Pike River drilling

Being partially beneath Paparoa National Park, and accordingly constrained by stringent surface environmental conditions, makes the Pike River coalmine a prime candidate for in-seam directional drilling, says the company’s general manager Peter Whittall and geologist Jimmy Cory.

Forty-six surface holes were drilled into the permit area in the Paparoa Ranges 50 kilometres northeast of Greymouth to plot the main target resource, the Brunner Coal Measures. Two of these, at either end of the escarpment that houses the seam, have since been extended to the mine’s secondary target, the Paparoa Coal Measures 200 metres below the Brunner.

The latter of the two was drilled in-seam by Valley Longwall Drilling last year, and revealed the Paparoa seam could be as much as nine metres thick rather than the previously estimated two metres.

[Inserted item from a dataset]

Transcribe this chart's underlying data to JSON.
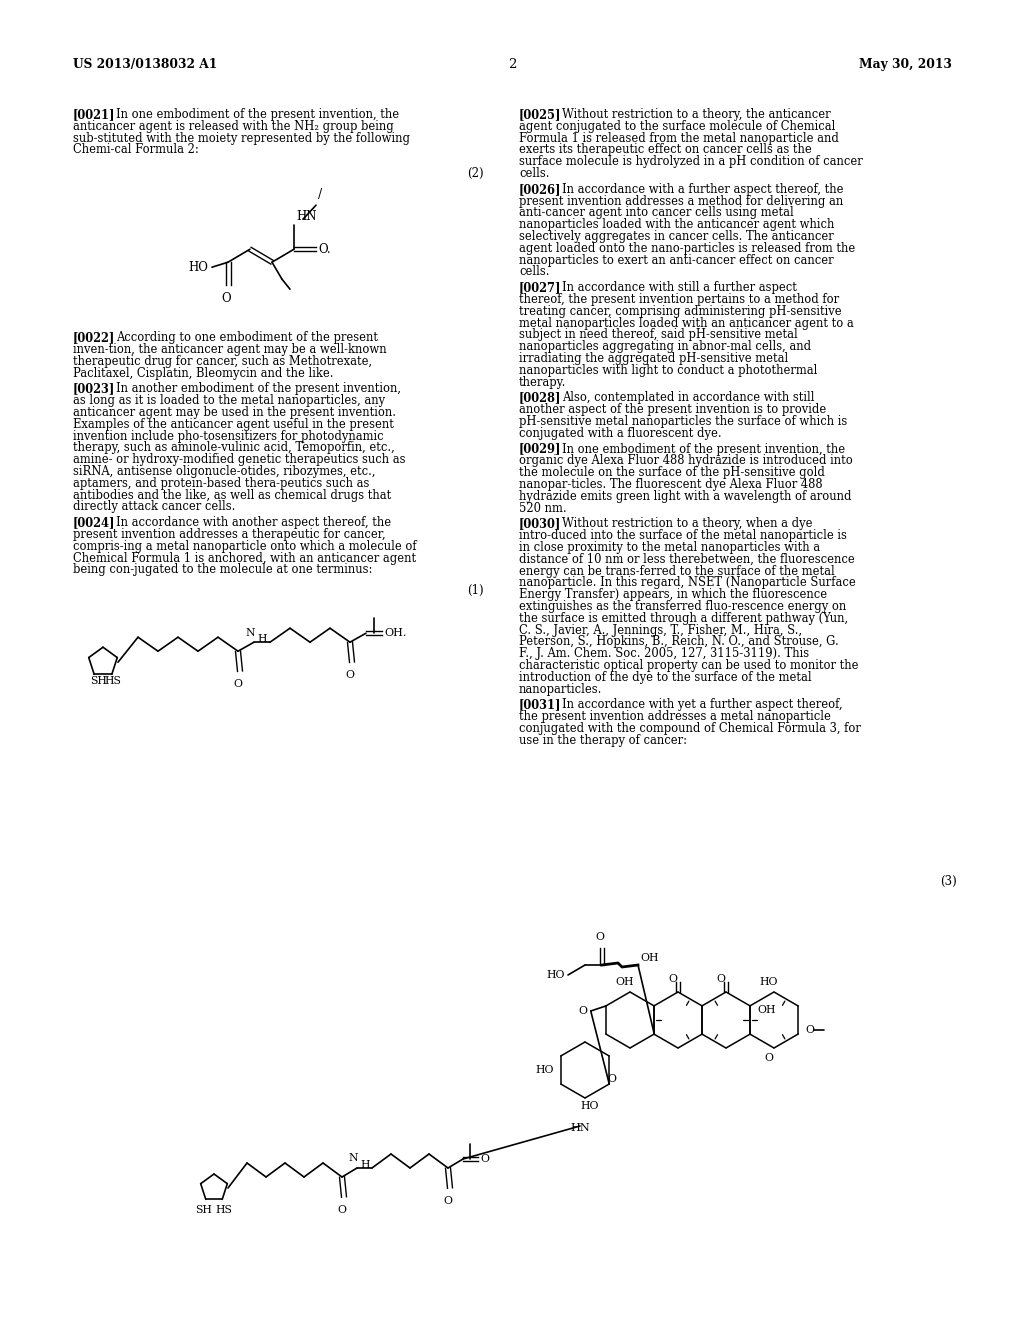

At the West Coast Minerals Conference earlier this year, Whittall said the Paparoa seam could extend the projected 18-year life of the mine, with production costs being minimised by the use of the existing infrastructure.

Further in-seam directional drilling will both explore the extent of the Paparoa resource and provide drainage for gas in advance of Brunner mining operations.

In-seam directional drilling was developed in Australian coalmines in the mid-1980s, and first used in 1989 at Huntly West in the Waikato.